Three months after the World Health Organization (WHO) pre-qualified the use of Ebola vaccines, four African countries have licensed the vaccine for use in their countries.
A statement on Saturday from the WHO website named the countries as Democratic Republic of Congo (DRC), Burundi, Ghana and Zambia.
The statement said registration of the vaccine is expected in additional countries in the coming weeks.
It said that the licensing of the vaccine meant that the manufacturer would stockpile and widely distribute the vaccine to African countries at risk of Ebola outbreak.
According to the statement, once licensed doses are available, use of the vaccine will not require clinical trial or other research protocols.

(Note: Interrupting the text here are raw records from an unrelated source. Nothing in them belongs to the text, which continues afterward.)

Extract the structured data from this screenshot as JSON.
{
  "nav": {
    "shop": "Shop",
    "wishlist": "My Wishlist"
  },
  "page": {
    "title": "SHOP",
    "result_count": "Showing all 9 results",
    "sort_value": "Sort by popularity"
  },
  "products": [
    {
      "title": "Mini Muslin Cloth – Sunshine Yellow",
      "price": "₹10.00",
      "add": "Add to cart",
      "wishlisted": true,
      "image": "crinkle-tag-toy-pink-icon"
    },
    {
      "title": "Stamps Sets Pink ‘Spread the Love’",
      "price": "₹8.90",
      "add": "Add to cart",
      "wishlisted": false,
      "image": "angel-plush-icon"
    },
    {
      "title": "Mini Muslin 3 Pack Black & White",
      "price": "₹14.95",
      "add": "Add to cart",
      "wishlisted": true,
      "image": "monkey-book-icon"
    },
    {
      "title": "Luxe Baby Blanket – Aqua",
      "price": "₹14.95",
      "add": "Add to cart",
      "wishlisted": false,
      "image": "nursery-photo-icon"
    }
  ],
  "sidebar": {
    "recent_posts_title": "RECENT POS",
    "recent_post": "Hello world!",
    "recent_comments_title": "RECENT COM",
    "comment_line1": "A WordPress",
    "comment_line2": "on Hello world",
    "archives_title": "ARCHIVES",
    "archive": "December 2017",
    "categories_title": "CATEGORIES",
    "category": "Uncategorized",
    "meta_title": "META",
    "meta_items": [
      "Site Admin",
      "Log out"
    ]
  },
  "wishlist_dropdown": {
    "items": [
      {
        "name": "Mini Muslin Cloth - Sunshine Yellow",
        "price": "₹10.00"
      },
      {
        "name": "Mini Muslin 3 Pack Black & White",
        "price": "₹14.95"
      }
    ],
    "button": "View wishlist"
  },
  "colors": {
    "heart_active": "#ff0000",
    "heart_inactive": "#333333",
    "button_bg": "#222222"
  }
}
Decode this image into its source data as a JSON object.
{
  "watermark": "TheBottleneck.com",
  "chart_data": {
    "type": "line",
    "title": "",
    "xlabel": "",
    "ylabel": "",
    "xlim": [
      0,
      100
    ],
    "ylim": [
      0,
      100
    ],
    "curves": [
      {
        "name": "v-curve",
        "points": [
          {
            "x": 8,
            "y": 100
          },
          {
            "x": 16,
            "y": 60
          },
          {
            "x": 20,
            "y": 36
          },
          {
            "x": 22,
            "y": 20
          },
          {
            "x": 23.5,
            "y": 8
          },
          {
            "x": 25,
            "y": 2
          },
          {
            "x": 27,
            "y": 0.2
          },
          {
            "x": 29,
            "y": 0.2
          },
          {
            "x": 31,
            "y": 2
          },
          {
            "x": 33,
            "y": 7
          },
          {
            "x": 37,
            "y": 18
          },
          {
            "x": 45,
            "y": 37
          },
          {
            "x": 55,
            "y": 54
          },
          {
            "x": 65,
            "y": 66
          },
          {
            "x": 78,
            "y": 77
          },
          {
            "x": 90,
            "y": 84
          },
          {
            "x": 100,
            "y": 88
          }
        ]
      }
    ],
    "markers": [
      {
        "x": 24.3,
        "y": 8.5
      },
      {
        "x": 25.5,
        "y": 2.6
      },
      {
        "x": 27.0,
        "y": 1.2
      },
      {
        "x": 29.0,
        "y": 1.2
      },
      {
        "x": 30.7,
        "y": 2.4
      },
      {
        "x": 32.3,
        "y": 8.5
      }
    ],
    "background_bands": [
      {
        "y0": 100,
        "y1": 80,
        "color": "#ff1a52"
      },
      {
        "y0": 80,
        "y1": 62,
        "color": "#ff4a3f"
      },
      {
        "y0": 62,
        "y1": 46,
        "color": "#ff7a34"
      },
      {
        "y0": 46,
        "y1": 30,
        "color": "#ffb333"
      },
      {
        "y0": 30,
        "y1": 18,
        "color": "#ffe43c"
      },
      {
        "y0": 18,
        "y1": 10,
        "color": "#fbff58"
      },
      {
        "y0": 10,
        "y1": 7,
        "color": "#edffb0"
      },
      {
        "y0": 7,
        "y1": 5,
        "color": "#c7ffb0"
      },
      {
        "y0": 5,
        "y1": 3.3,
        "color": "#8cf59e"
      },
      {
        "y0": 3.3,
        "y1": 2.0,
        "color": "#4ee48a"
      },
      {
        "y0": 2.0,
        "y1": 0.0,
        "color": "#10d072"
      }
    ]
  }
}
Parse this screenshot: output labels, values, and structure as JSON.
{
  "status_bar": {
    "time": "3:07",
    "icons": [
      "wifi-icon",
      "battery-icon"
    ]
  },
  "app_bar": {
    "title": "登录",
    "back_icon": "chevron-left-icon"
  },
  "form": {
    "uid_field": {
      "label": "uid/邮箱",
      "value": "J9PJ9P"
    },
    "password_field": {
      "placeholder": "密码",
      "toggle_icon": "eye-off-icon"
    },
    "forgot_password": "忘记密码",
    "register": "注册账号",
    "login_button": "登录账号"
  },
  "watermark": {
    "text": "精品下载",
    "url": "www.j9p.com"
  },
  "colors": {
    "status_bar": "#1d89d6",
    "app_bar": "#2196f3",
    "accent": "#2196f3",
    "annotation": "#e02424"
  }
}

Dr Tedros Ghebreyesus, Director-General of WHO, said, “The approval of the Ebola vaccine by these countries is another milestone in the fight against this unforgiving disease.
“Africa has rallied to cement hard-fought progress to keep its people safe from Ebola.”
He said that WHO accelerated the licensing and roll-out of the Ebola vaccine by certifying that it met the organisation’s standards for quality, safety and efficacy in its fastest vaccine prequalification process ever.
The pre-qualification announcement was in Nov. 2019.
“The speed with which this has been achieved has been made possible by a different approach, where national licensing procedures were done in parallel based on one single scientific review process.
“Usually, these processes are done one by one, which can take years,” the statement said.
It noted that the process was led by WHO, with the participation of the African Vaccine Regulatory Forum, an African network of national regulatory authorities and ethics committees, the European Medicines Agency, and Merck.
Dr Matshidiso Moeti, WHO Regional Director for Africa, said that the rapid approval of the Ebola vaccine by countries in Africa would help to ensure critical prevention tool would be available when needed.
“This kind of collaboration and innovation is a model for other health priorities,” Moeti said.
The statement disclosed that the injectable Ebola vaccine, Ervebo, is manufactured by Merck.
“Preliminary study results have shown a 97.5 per cent vaccine efficacy. Data also suggests that vaccinating people who are already infected reduces their chances of dying,” it said.
WHO disclosed that in response to the ongoing Ebola outbreak in the DRC, over 290,000 people have been vaccinated under compassionate use protocols.
It said that once licensed doses are available, use of the vaccine in DRC will no longer require these protocols.
The International Health Regulations 2005 Emergency Committee for Ebola virus disease on Feb. 12, maintained that Ebola outbreak in the DRC still constitutes a public health emergency of international concern (PHEIC).